The preloader takes control direct from the entry point for a few reasons. Firstly, it is required that glibc is not initialized twice: the result of such behaviour is undefined and subject to change without notice. Secondly, it's possible that as part of initializing glibc, the address space layout could be changed - for instance, any call to malloc will initialize a heap arena which modifies the VM mappings. Finally, glibc does not return to _start at any point, so by reusing it we avoid the need to recreate the ELF bootstrap stack (env, argv, auxiliary array etc).
The preloader is responsible for two things: protecting important regions of the address space so the dynamic linker does not map shared libraries into them, and once that is done loading the real Wine binary off disk, linking it and starting it up. Normally all this is done automatically by glibc and the kernel but as we intercepted this process by using a static binary it's up to us to restart the process. The bulk of the code in the preloader is about loading wine-[pk]thread and ld-linux.so.2 off disk, linking them together, then starting the dynamic linking process.

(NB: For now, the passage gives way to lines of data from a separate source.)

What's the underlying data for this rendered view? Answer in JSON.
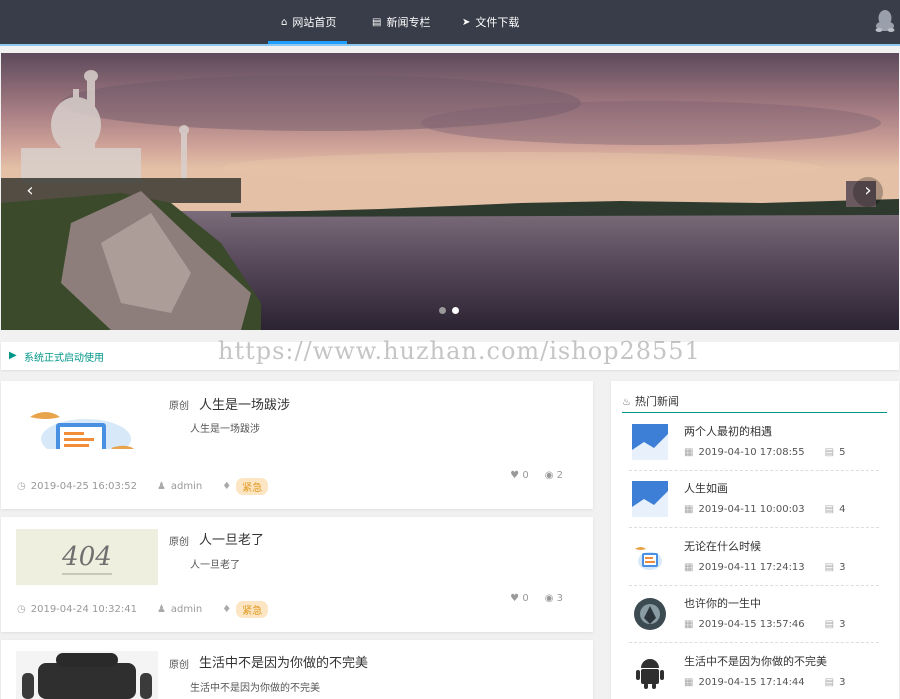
{
  "nav": {
    "items": [
      {
        "label": "网站首页",
        "icon": "home-icon",
        "active": true
      },
      {
        "label": "新闻专栏",
        "icon": "file-icon",
        "active": false
      },
      {
        "label": "文件下载",
        "icon": "send-icon",
        "active": false
      }
    ],
    "login_icon": "qq-icon"
  },
  "carousel": {
    "prev": "‹",
    "next": "›",
    "slides": 2,
    "active_slide": 2
  },
  "notice": {
    "text": "系统正式启动使用"
  },
  "watermark": "https://www.huzhan.com/ishop28551",
  "articles": [
    {
      "badge_orig": "原创",
      "title": "人生是一场跋涉",
      "summary": "人生是一场跋涉",
      "date": "2019-04-25 16:03:52",
      "author": "admin",
      "tag": "紧急",
      "comments": "0",
      "views": "2",
      "thumb": "illustration"
    },
    {
      "badge_orig": "原创",
      "title": "人一旦老了",
      "summary": "人一旦老了",
      "date": "2019-04-24 10:32:41",
      "author": "admin",
      "tag": "紧急",
      "comments": "0",
      "views": "3",
      "thumb": "404"
    },
    {
      "badge_orig": "原创",
      "title": "生活中不是因为你做的不完美",
      "summary": "生活中不是因为你做的不完美",
      "thumb": "android"
    }
  ],
  "thumb_404": {
    "code": "404"
  },
  "hot": {
    "title": "热门新闻",
    "items": [
      {
        "title": "两个人最初的相遇",
        "date": "2019-04-10 17:08:55",
        "views": "5",
        "thumb": "blue"
      },
      {
        "title": "人生如画",
        "date": "2019-04-11 10:00:03",
        "views": "4",
        "thumb": "blue"
      },
      {
        "title": "无论在什么时候",
        "date": "2019-04-11 17:24:13",
        "views": "3",
        "thumb": "illustration"
      },
      {
        "title": "也许你的一生中",
        "date": "2019-04-15 13:57:46",
        "views": "3",
        "thumb": "shield"
      },
      {
        "title": "生活中不是因为你做的不完美",
        "date": "2019-04-15 17:14:44",
        "views": "3",
        "thumb": "android"
      }
    ]
  },
  "colors": {
    "nav_bg": "#393d49",
    "accent": "#1e9fff",
    "teal": "#009688",
    "badge": "#fbe5c2"
  }
}
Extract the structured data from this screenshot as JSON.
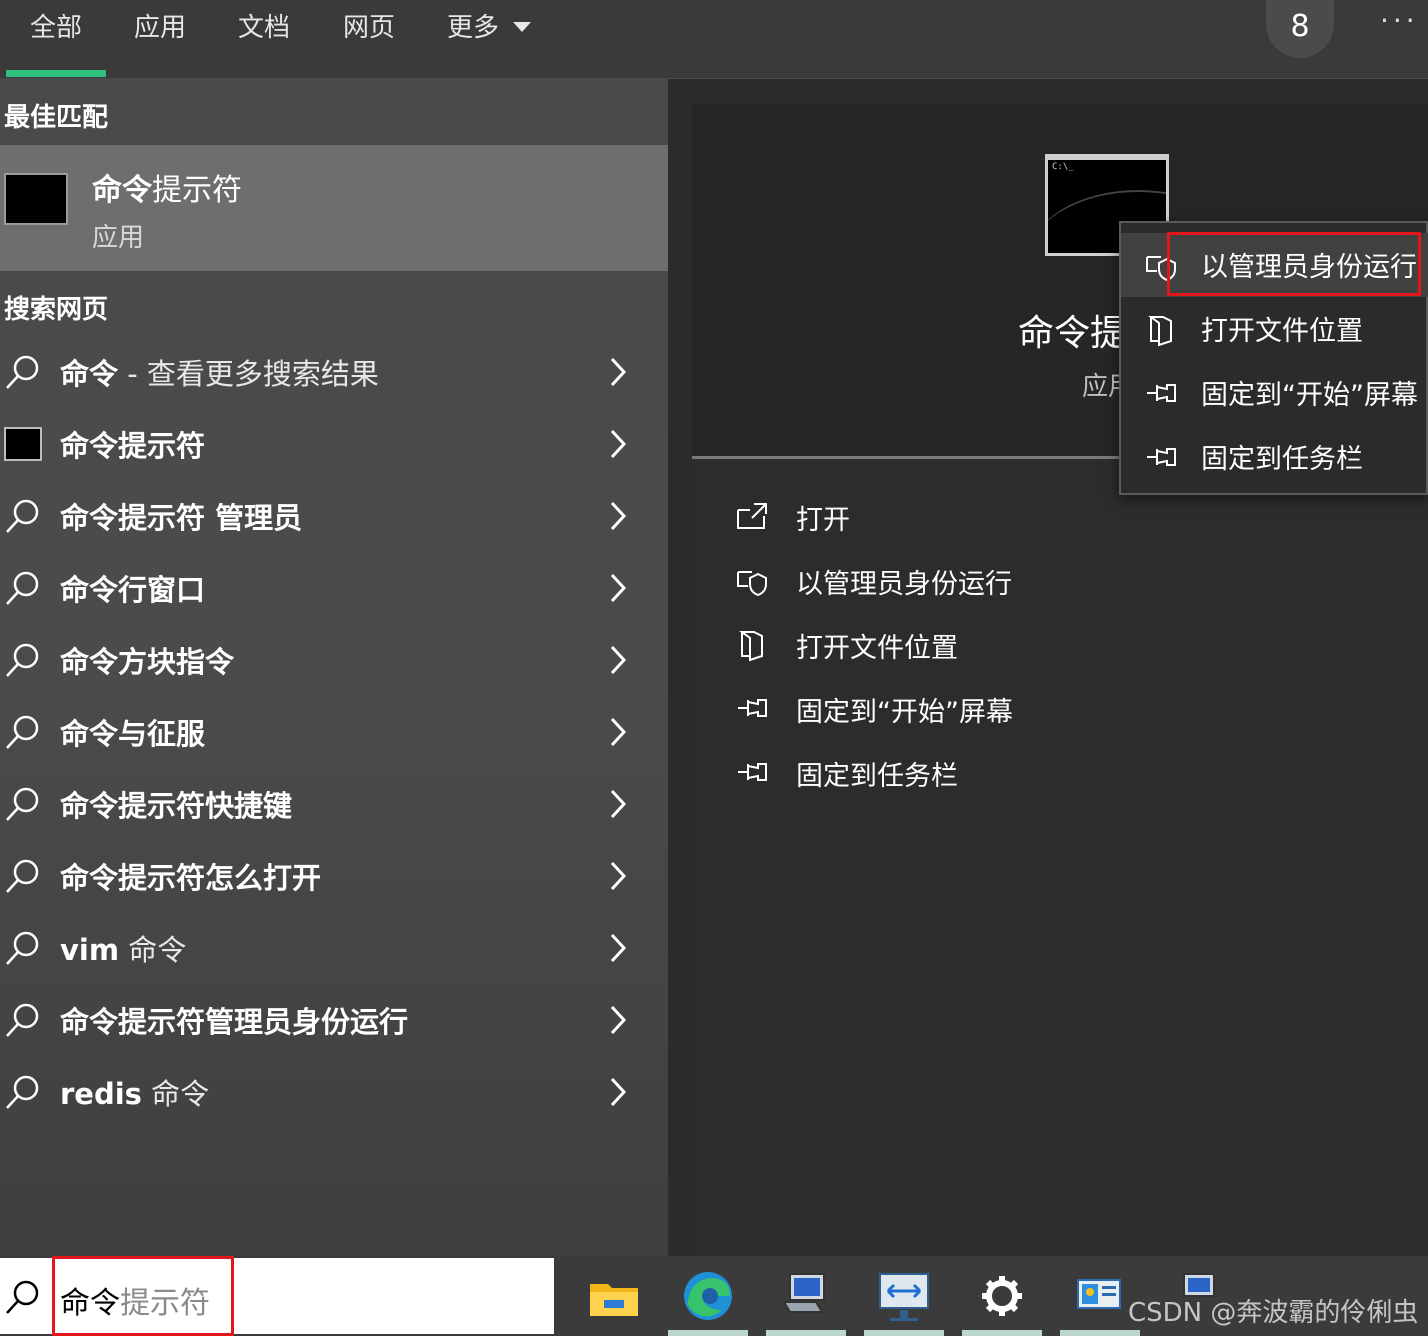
{
  "tabs": [
    {
      "label": "全部"
    },
    {
      "label": "应用"
    },
    {
      "label": "文档"
    },
    {
      "label": "网页"
    },
    {
      "label": "更多"
    }
  ],
  "badge_count": "8",
  "more_menu_glyph": "···",
  "left": {
    "best_match_title": "最佳匹配",
    "best_match": {
      "name_bold": "命令",
      "name_rest": "提示符",
      "type": "应用"
    },
    "search_web_title": "搜索网页",
    "results": [
      {
        "bold": "命令",
        "rest": " - 查看更多搜索结果",
        "icon": "search-icon"
      },
      {
        "bold": "命令提示符",
        "rest": "",
        "icon": "cmd-icon"
      },
      {
        "bold": "命令提示符 管理员",
        "rest": "",
        "icon": "search-icon"
      },
      {
        "bold": "命令行窗口",
        "rest": "",
        "icon": "search-icon"
      },
      {
        "bold": "命令方块指令",
        "rest": "",
        "icon": "search-icon"
      },
      {
        "bold": "命令与征服",
        "rest": "",
        "icon": "search-icon"
      },
      {
        "bold": "命令提示符快捷键",
        "rest": "",
        "icon": "search-icon"
      },
      {
        "bold": "命令提示符怎么打开",
        "rest": "",
        "icon": "search-icon"
      },
      {
        "bold": "vim",
        "rest": " 命令",
        "icon": "search-icon"
      },
      {
        "bold": "命令提示符管理员身份运行",
        "rest": "",
        "icon": "search-icon"
      },
      {
        "bold": "redis",
        "rest": " 命令",
        "icon": "search-icon"
      }
    ]
  },
  "preview": {
    "icon_text": "C:\\_",
    "name": "命令提",
    "type": "应用",
    "actions": [
      {
        "label": "打开",
        "icon": "open-icon"
      },
      {
        "label": "以管理员身份运行",
        "icon": "shield-icon"
      },
      {
        "label": "打开文件位置",
        "icon": "folder-icon"
      },
      {
        "label": "固定到“开始”屏幕",
        "icon": "pin-icon"
      },
      {
        "label": "固定到任务栏",
        "icon": "pin-icon"
      }
    ]
  },
  "context_menu": {
    "items": [
      {
        "label": "以管理员身份运行",
        "icon": "shield-icon"
      },
      {
        "label": "打开文件位置",
        "icon": "folder-icon"
      },
      {
        "label": "固定到“开始”屏幕",
        "icon": "pin-icon"
      },
      {
        "label": "固定到任务栏",
        "icon": "pin-icon"
      }
    ]
  },
  "taskbar": {
    "search_typed": "命令",
    "search_hint": "提示符",
    "apps": [
      "file-explorer-icon",
      "edge-icon",
      "network-computer-icon",
      "remote-desktop-icon",
      "settings-gear-icon",
      "control-panel-icon",
      "network-computer-icon"
    ],
    "watermark": "CSDN @奔波霸的伶俐虫"
  },
  "colors": {
    "accent_green": "#2ec27e",
    "highlight_red": "#e3161b"
  }
}
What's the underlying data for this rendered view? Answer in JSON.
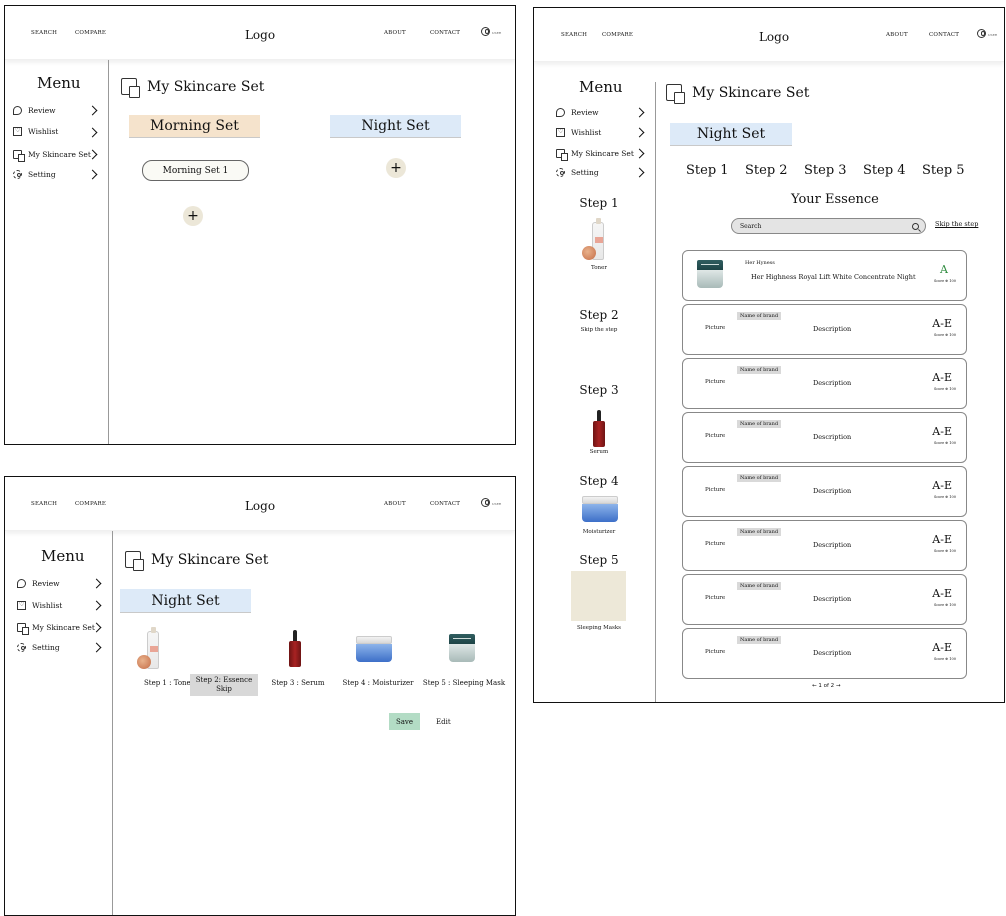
{
  "nav": {
    "search": "SEARCH",
    "compare": "COMPARE",
    "logo": "Logo",
    "about": "ABOUT",
    "contact": "CONTACT",
    "user": "USER"
  },
  "sidebar": {
    "title": "Menu",
    "items": [
      {
        "label": "Review",
        "icon": "chat-icon"
      },
      {
        "label": "Wishlist",
        "icon": "wishlist-icon"
      },
      {
        "label": "My Skincare Set",
        "icon": "skincare-set-icon"
      },
      {
        "label": "Setting",
        "icon": "gear-icon"
      }
    ]
  },
  "page_title": "My Skincare Set",
  "frame_a": {
    "morning": "Morning Set",
    "night": "Night Set",
    "morning_item": "Morning Set 1",
    "plus": "+"
  },
  "frame_b": {
    "night": "Night Set",
    "steps": [
      "Step 1 : Toner",
      "Step 2: Essence",
      "Skip",
      "Step 3 : Serum",
      "Step 4 : Moisturizer",
      "Step 5 : Sleeping Mask"
    ],
    "save": "Save",
    "edit": "Edit"
  },
  "frame_c": {
    "night": "Night Set",
    "tabs": [
      "Step 1",
      "Step 2",
      "Step 3",
      "Step 4",
      "Step 5"
    ],
    "essence_title": "Your Essence",
    "search_placeholder": "Search",
    "skip": "Skip the step",
    "left_steps": [
      {
        "title": "Step 1",
        "sub": "Toner"
      },
      {
        "title": "Step 2",
        "sub": "Skip the step"
      },
      {
        "title": "Step 3",
        "sub": "Serum"
      },
      {
        "title": "Step 4",
        "sub": "Moisturizer"
      },
      {
        "title": "Step 5",
        "sub": "Sleeping Masks"
      }
    ],
    "first_card": {
      "brand": "Her Hyness",
      "name": "Her Highness Royal Lift White Concentrate Night",
      "grade": "A",
      "score": "Score ⊕ 100"
    },
    "placeholder_card": {
      "picture": "Picture",
      "brand": "Name of brand",
      "description": "Description",
      "grade": "A-E",
      "score": "Score ⊕ 100"
    },
    "pager": {
      "prev": "←",
      "current": "1",
      "of": "of",
      "total": "2",
      "next": "→"
    }
  }
}
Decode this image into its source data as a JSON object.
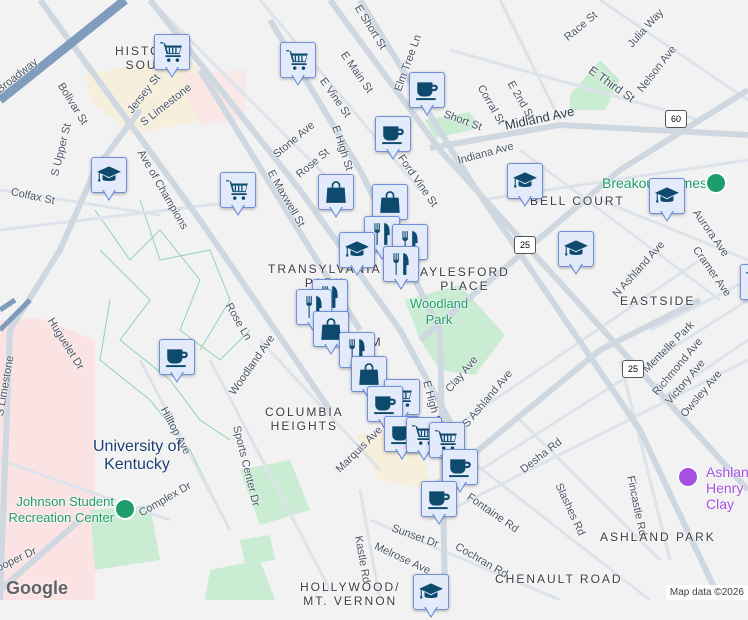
{
  "map": {
    "streets": [
      "Broadway",
      "Bolivar St",
      "Jersey St",
      "S Limestone",
      "Ave of Champions",
      "S Upper St",
      "Colfax St",
      "S Limestone",
      "E Maxwell St",
      "Stone Ave",
      "Rose St",
      "E Vine St",
      "E High St",
      "E Main St",
      "E Short St",
      "Elm Tree Ln",
      "Short St",
      "Midland Ave",
      "Indiana Ave",
      "Corral St",
      "E 2nd St",
      "Race St",
      "Julia Way",
      "E Third St",
      "Nelson Ave",
      "Aurora Ave",
      "Cramer Ave",
      "N Ashland Ave",
      "Mentelle Park",
      "Richmond Ave",
      "Victory Ave",
      "Owsley Ave",
      "Clay Ave",
      "S Ashland Ave",
      "E High St",
      "Desha Rd",
      "Slashes Rd",
      "Fincastle Rd",
      "Fontaine Rd",
      "Sunset Dr",
      "Cochran Rd",
      "Melrose Ave",
      "Kastle Rd",
      "Marquis Ave",
      "Woodland Ave",
      "Sports Center Dr",
      "Rose Ln",
      "Hilltop Ave",
      "Huguelet Dr",
      "Complex Dr",
      "Cooper Dr",
      "Ford Vine St",
      "E High St"
    ],
    "neighborhoods": [
      "HISTORIC\nSOUTH",
      "TRANSYLVANIA\nPARK",
      "AYLESFORD\nPLACE",
      "BELL COURT",
      "EASTSIDE",
      "ASHLAND PARK",
      "CHENAULT ROAD",
      "COLUMBIA\nHEIGHTS",
      "HOLLYWOOD/\nMT. VERNON",
      "HAM\nUE"
    ],
    "places": {
      "university": "University of Kentucky",
      "rec_center": "Johnson Student Recreation Center",
      "breakout": "Breakout Games",
      "ashland": "Ashland Henry Clay",
      "woodland": "Woodland Park"
    },
    "route_shields": [
      "60",
      "25",
      "25"
    ],
    "marker_types": [
      "grocery-cart",
      "coffee",
      "school",
      "shopping-bag",
      "restaurant"
    ],
    "google_logo": "Google",
    "attribution": "Map data ©2026",
    "colors": {
      "marker_fill": "#e3ebfb",
      "marker_border": "#6f8fd8",
      "marker_icon": "#0d4a6e",
      "park": "#c8ecd2",
      "campus": "#fbe2e2",
      "poi_green": "#1e9e6a",
      "poi_purple": "#a451e0"
    }
  }
}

One of the last things the preloader does before jumping into the dynamic linker is scan the symbol table of the loaded Wine binary and set the value of a global variable directly: this is a more efficient way of passing information to the main Wine program than flattening the data structures into an environment variable or command line parameter then unpacking it on the other side, but it achieves pretty much the same thing. The global variable set points to the preload descriptor table, which contains the VMA regions protected by the preloader. This allows Wine to unmap them once the dynamic linker has been run, so leaving gaps we can initialize properly later on.